8 Mile de Curtis Hanson

Le motif de la décadence d’une société, en l’occurrence le monde ultra-capitaliste à l’Américaine, ne pouvait qu’intriguer et inspirer les cinéastes indépendants.

L’exacerbation du lent processus d’autodestruction du monde moderne, rapportée à échelle humaine, tel est aussi l’un des motifs travaillés par Ryan Gosling dans Lost River son premier film en tant que réalisateur. Il raconte à Slate:

On observait ce symbole du rêve américain mais le rêve s’est transformé en cauchemar

Ryan Gosling

«Ayant grandi au Canada, près de Détroit, le berceau de la Ford T, de la Motown, on observait ce symbole du rêve américain mais le rêve s’est transformé en cauchemar».
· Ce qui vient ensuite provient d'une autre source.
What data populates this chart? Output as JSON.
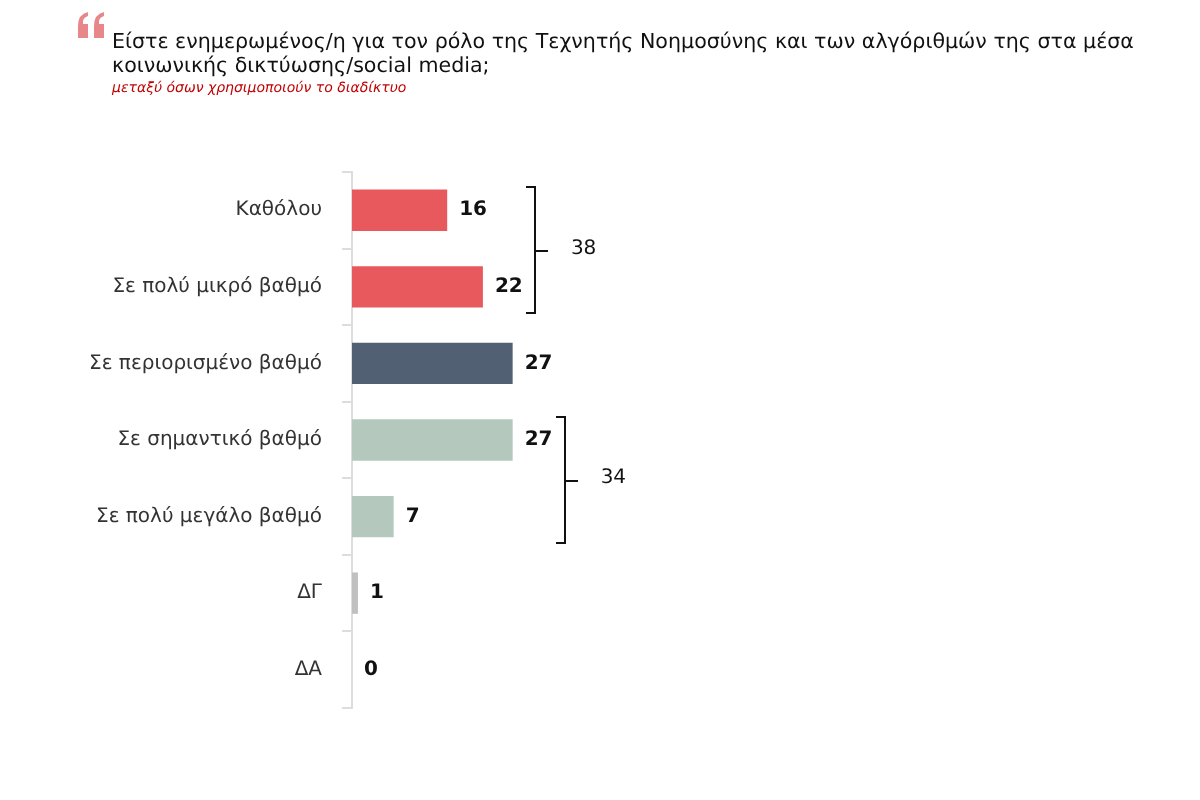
{
  "chart_data": {
    "type": "bar",
    "orientation": "horizontal",
    "title": "Είστε ενημερωμένος/η για τον ρόλο της Τεχνητής Νοημοσύνης και των αλγόριθμών της στα μέσα κοινωνικής δικτύωσης/social media;",
    "subtitle": "μεταξύ όσων χρησιμοποιούν το διαδίκτυο",
    "categories": [
      "Καθόλου",
      "Σε πολύ μικρό βαθμό",
      "Σε περιορισμένο βαθμό",
      "Σε σημαντικό βαθμό",
      "Σε πολύ μεγάλο βαθμό",
      "ΔΓ",
      "ΔΑ"
    ],
    "values": [
      16,
      22,
      27,
      27,
      7,
      1,
      0
    ],
    "colors": [
      "#e8595d",
      "#e8595d",
      "#526074",
      "#b4c8be",
      "#b4c8be",
      "#c0c0c0",
      "#c0c0c0"
    ],
    "tick_labels": "y",
    "data_labels": true,
    "annotations": [
      "38",
      "34"
    ]
  }
}
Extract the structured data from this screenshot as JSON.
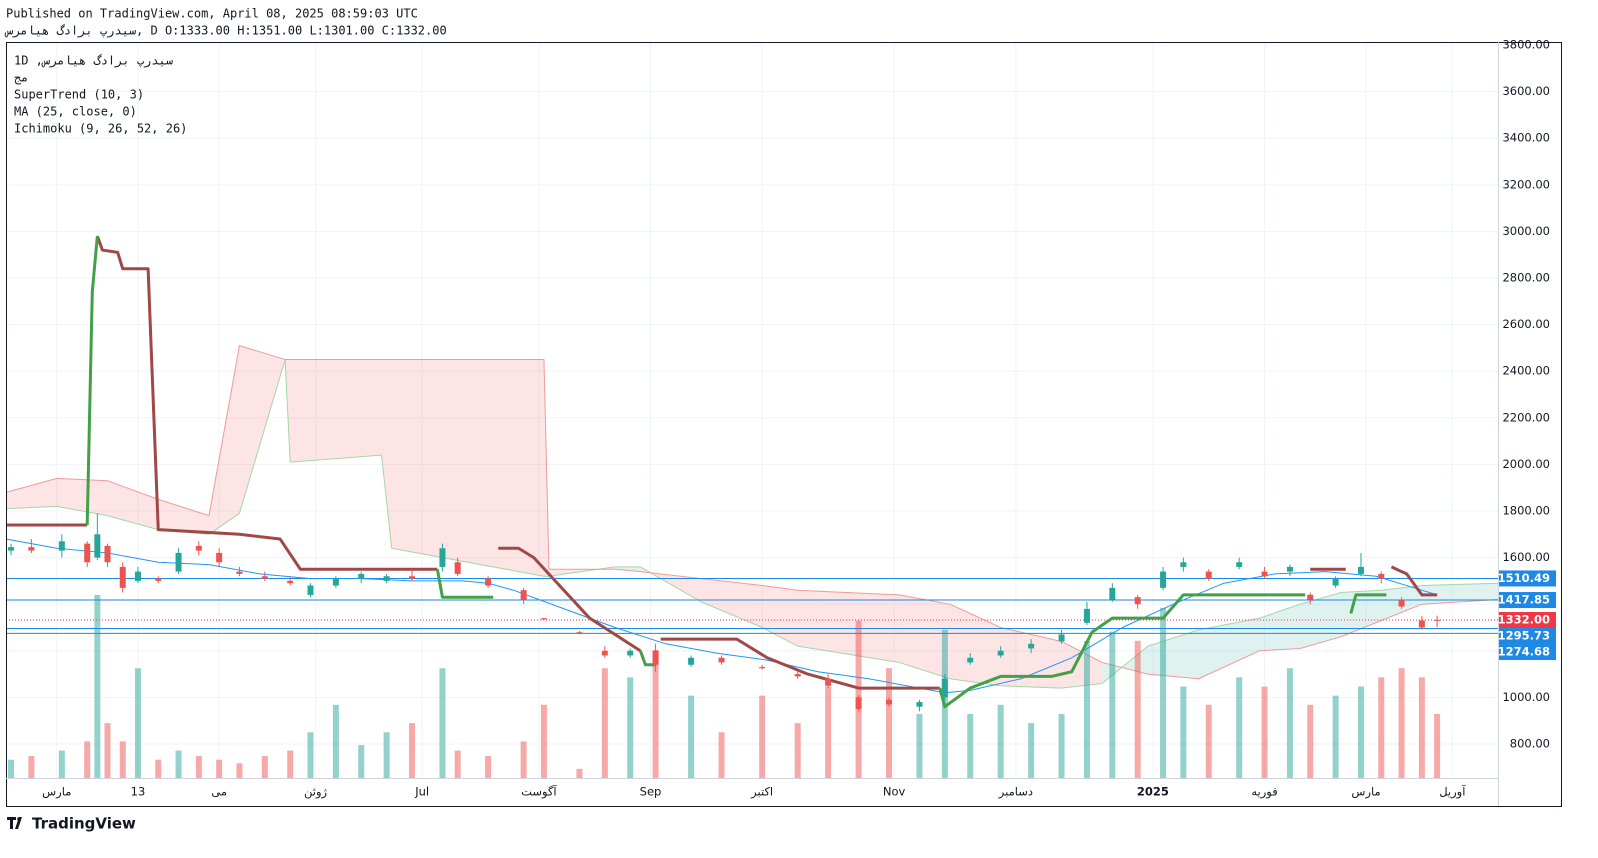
{
  "header": {
    "published": "Published on TradingView.com, April 08, 2025 08:59:03 UTC",
    "ohlc": "سیدرپ برادگ هیامرس, D O:1333.00 H:1351.00 L:1301.00 C:1332.00"
  },
  "legend": [
    "1D ,سیدرپ برادگ هیامرس",
    "مج",
    "SuperTrend (10, 3)",
    "MA (25, close, 0)",
    "Ichimoku (9, 26, 52, 26)"
  ],
  "footer": {
    "logo": "TradingView"
  },
  "chart_data": {
    "type": "candlestick",
    "x": [
      1,
      5,
      11,
      16,
      18,
      20,
      23,
      26,
      30,
      34,
      38,
      42,
      46,
      51,
      56,
      60,
      65,
      70,
      75,
      80,
      86,
      89,
      95,
      102,
      106,
      113,
      118,
      123,
      128,
      135,
      141,
      149,
      156,
      162,
      168,
      174,
      180,
      185,
      190,
      196,
      202,
      208,
      213,
      218,
      223,
      228,
      232,
      237,
      243,
      248,
      253,
      257,
      262,
      267,
      271,
      275,
      279,
      282
    ],
    "open": [
      1630,
      1645,
      1630,
      1660,
      1600,
      1650,
      1560,
      1500,
      1510,
      1540,
      1650,
      1620,
      1540,
      1520,
      1500,
      1440,
      1480,
      1510,
      1500,
      1520,
      1560,
      1580,
      1510,
      1460,
      1340,
      1280,
      1200,
      1180,
      1200,
      1140,
      1170,
      1130,
      1100,
      1080,
      1000,
      990,
      960,
      1000,
      1150,
      1180,
      1210,
      1240,
      1320,
      1420,
      1430,
      1470,
      1560,
      1540,
      1560,
      1540,
      1540,
      1440,
      1480,
      1530,
      1530,
      1420,
      1330,
      1333
    ],
    "high": [
      1660,
      1680,
      1700,
      1670,
      1790,
      1660,
      1580,
      1560,
      1520,
      1640,
      1670,
      1640,
      1560,
      1540,
      1520,
      1490,
      1520,
      1540,
      1530,
      1550,
      1660,
      1600,
      1520,
      1470,
      1340,
      1285,
      1220,
      1210,
      1230,
      1180,
      1180,
      1140,
      1110,
      1100,
      1010,
      1000,
      990,
      1100,
      1190,
      1220,
      1250,
      1290,
      1410,
      1490,
      1440,
      1560,
      1600,
      1550,
      1600,
      1560,
      1570,
      1450,
      1520,
      1620,
      1540,
      1430,
      1350,
      1351
    ],
    "low": [
      1610,
      1620,
      1600,
      1560,
      1590,
      1560,
      1450,
      1490,
      1490,
      1530,
      1610,
      1560,
      1520,
      1500,
      1480,
      1430,
      1470,
      1490,
      1490,
      1500,
      1540,
      1520,
      1470,
      1400,
      1330,
      1270,
      1170,
      1170,
      1110,
      1130,
      1140,
      1120,
      1080,
      1040,
      940,
      960,
      940,
      990,
      1140,
      1170,
      1190,
      1230,
      1310,
      1410,
      1380,
      1460,
      1540,
      1500,
      1550,
      1510,
      1520,
      1400,
      1470,
      1520,
      1490,
      1380,
      1290,
      1301
    ],
    "close": [
      1645,
      1630,
      1670,
      1580,
      1700,
      1580,
      1470,
      1540,
      1500,
      1620,
      1630,
      1580,
      1530,
      1510,
      1490,
      1480,
      1510,
      1530,
      1520,
      1510,
      1640,
      1530,
      1480,
      1420,
      1335,
      1275,
      1180,
      1200,
      1140,
      1170,
      1150,
      1125,
      1090,
      1050,
      950,
      970,
      980,
      1080,
      1170,
      1200,
      1230,
      1270,
      1380,
      1470,
      1400,
      1540,
      1580,
      1510,
      1580,
      1520,
      1560,
      1420,
      1510,
      1560,
      1510,
      1390,
      1300,
      1332
    ],
    "volume": [
      10,
      12,
      15,
      20,
      100,
      30,
      20,
      60,
      10,
      15,
      12,
      10,
      8,
      12,
      15,
      25,
      40,
      18,
      25,
      30,
      60,
      15,
      12,
      20,
      40,
      5,
      60,
      55,
      70,
      45,
      25,
      45,
      30,
      50,
      86,
      60,
      35,
      81,
      35,
      40,
      30,
      35,
      75,
      80,
      75,
      93,
      50,
      40,
      55,
      50,
      60,
      40,
      45,
      50,
      55,
      60,
      55,
      35
    ],
    "volume_lim": [
      0,
      100
    ],
    "up_color": "#26a69a",
    "down_color": "#ef5350",
    "supertrend": {
      "x": [
        0,
        16,
        17,
        18,
        19,
        22,
        23,
        28,
        30,
        46,
        54,
        58,
        85,
        86,
        96,
        97,
        101,
        104,
        115,
        125,
        126,
        128,
        129,
        144,
        150,
        158,
        168,
        184,
        185,
        190,
        196,
        206,
        210,
        214,
        218,
        228,
        232,
        256,
        257,
        264,
        265,
        266,
        272,
        273,
        276,
        279,
        282
      ],
      "down": [
        1740,
        1740,
        null,
        2980,
        2920,
        2910,
        2840,
        2840,
        1720,
        1700,
        1680,
        1550,
        1550,
        null,
        null,
        1640,
        1640,
        1600,
        1340,
        1200,
        null,
        null,
        1250,
        1250,
        1170,
        1100,
        1040,
        1040,
        null,
        null,
        null,
        null,
        null,
        null,
        null,
        null,
        null,
        null,
        1550,
        1550,
        null,
        null,
        null,
        1560,
        1530,
        1440,
        1440
      ],
      "up": [
        null,
        1740,
        2740,
        2980,
        null,
        null,
        null,
        null,
        null,
        null,
        null,
        null,
        1550,
        1430,
        1430,
        null,
        null,
        null,
        null,
        1200,
        1140,
        1140,
        null,
        null,
        null,
        null,
        null,
        1040,
        960,
        1040,
        1090,
        1090,
        1110,
        1280,
        1340,
        1340,
        1440,
        1440,
        null,
        null,
        1360,
        1440,
        1440,
        null,
        null,
        null,
        null
      ],
      "down_color": "#a04848",
      "up_color": "#43a047"
    },
    "ma": {
      "x": [
        0,
        10,
        20,
        30,
        40,
        50,
        60,
        70,
        80,
        90,
        95,
        100,
        110,
        120,
        130,
        140,
        150,
        160,
        170,
        180,
        185,
        190,
        200,
        210,
        220,
        230,
        240,
        250,
        260,
        270,
        276,
        282
      ],
      "values": [
        1680,
        1640,
        1620,
        1580,
        1570,
        1530,
        1510,
        1510,
        1500,
        1500,
        1490,
        1460,
        1380,
        1300,
        1230,
        1190,
        1160,
        1110,
        1080,
        1040,
        1020,
        1030,
        1080,
        1170,
        1300,
        1400,
        1490,
        1530,
        1540,
        1520,
        1480,
        1440
      ],
      "color": "#2196f3"
    },
    "ichimoku": {
      "x": [
        0,
        10,
        20,
        30,
        40,
        46,
        55,
        56,
        74,
        76,
        106,
        107,
        120,
        125,
        137,
        149,
        156,
        176,
        186,
        196,
        208,
        216,
        225,
        235,
        247,
        255,
        263,
        271,
        279,
        294
      ],
      "span_a": [
        1810,
        1820,
        1780,
        1720,
        1700,
        1790,
        2450,
        2010,
        2040,
        1640,
        1520,
        1520,
        1560,
        1560,
        1410,
        1300,
        1220,
        1150,
        1080,
        1050,
        1040,
        1060,
        1220,
        1290,
        1340,
        1400,
        1450,
        1460,
        1480,
        1490
      ],
      "span_b": [
        1880,
        1940,
        1930,
        1850,
        1780,
        2510,
        2450,
        2450,
        2450,
        2450,
        2450,
        1550,
        1550,
        1540,
        1510,
        1480,
        1460,
        1440,
        1400,
        1300,
        1240,
        1150,
        1100,
        1080,
        1200,
        1210,
        1260,
        1330,
        1400,
        1420
      ],
      "span_a_color": "#a5d6a7",
      "span_b_color": "#ef9a9a"
    },
    "price_lines": [
      1510.49,
      1417.85,
      1295.73,
      1274.68
    ],
    "price_line_color": "#1e88e5",
    "last_price": {
      "value": 1332,
      "label": "1332.00"
    },
    "last_price_color": "#f23645",
    "xlim": [
      0,
      294
    ],
    "xticks": [
      {
        "value": 10,
        "label": "مارس"
      },
      {
        "value": 26,
        "label": "13"
      },
      {
        "value": 42,
        "label": "می"
      },
      {
        "value": 61,
        "label": "ژوئن"
      },
      {
        "value": 82,
        "label": "Jul"
      },
      {
        "value": 105,
        "label": "آگوست"
      },
      {
        "value": 127,
        "label": "Sep"
      },
      {
        "value": 149,
        "label": "اکتبر"
      },
      {
        "value": 175,
        "label": "Nov"
      },
      {
        "value": 199,
        "label": "دسامبر"
      },
      {
        "value": 226,
        "label": "2025"
      },
      {
        "value": 248,
        "label": "فوریه"
      },
      {
        "value": 268,
        "label": "مارس"
      },
      {
        "value": 285,
        "label": "آوریل"
      }
    ],
    "ylim": [
      654,
      3813
    ],
    "yticks": [
      {
        "value": 800,
        "label": "800.00"
      },
      {
        "value": 1000,
        "label": "1000.00"
      },
      {
        "value": 1200,
        "label": "1200.00"
      },
      {
        "value": 1400,
        "label": "1400.00"
      },
      {
        "value": 1600,
        "label": "1600.00"
      },
      {
        "value": 1800,
        "label": "1800.00"
      },
      {
        "value": 2000,
        "label": "2000.00"
      },
      {
        "value": 2200,
        "label": "2200.00"
      },
      {
        "value": 2400,
        "label": "2400.00"
      },
      {
        "value": 2600,
        "label": "2600.00"
      },
      {
        "value": 2800,
        "label": "2800.00"
      },
      {
        "value": 3000,
        "label": "3000.00"
      },
      {
        "value": 3200,
        "label": "3200.00"
      },
      {
        "value": 3400,
        "label": "3400.00"
      },
      {
        "value": 3600,
        "label": "3600.00"
      },
      {
        "value": 3800,
        "label": "3800.00"
      }
    ],
    "grid": true
  }
}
Et la ville donne à voir cette décrépitude à chaque bout de trottoir, comme si la topographie urbaine racontait mieux que de longs discours le marasme économique et la fin des illusions. Filmer Détroit ce n’est pas filmer Miami ou New York. Il faut faire corps avec la ville et ses habitants, s’imprégner de la détresse et du sentiment de révolte ambiant.

Gosling ajoute: 

«J’ai shooté des séquences pendant plus d’un an à Detroit avant le tournage, comme ça juste pour capter l’atmosphère. Il y a bien plus qu’une simple lecture économique de la ville. Il y a une urgence à filmer un monde près de disparaître».

Ce naufrage actuel des rêves de gloire et de richesse d’une ville rattrapée par la réalité cristallise aussi l’imaginaire des artistes, prompts à envisager des lectures moins rationnelles et sociales.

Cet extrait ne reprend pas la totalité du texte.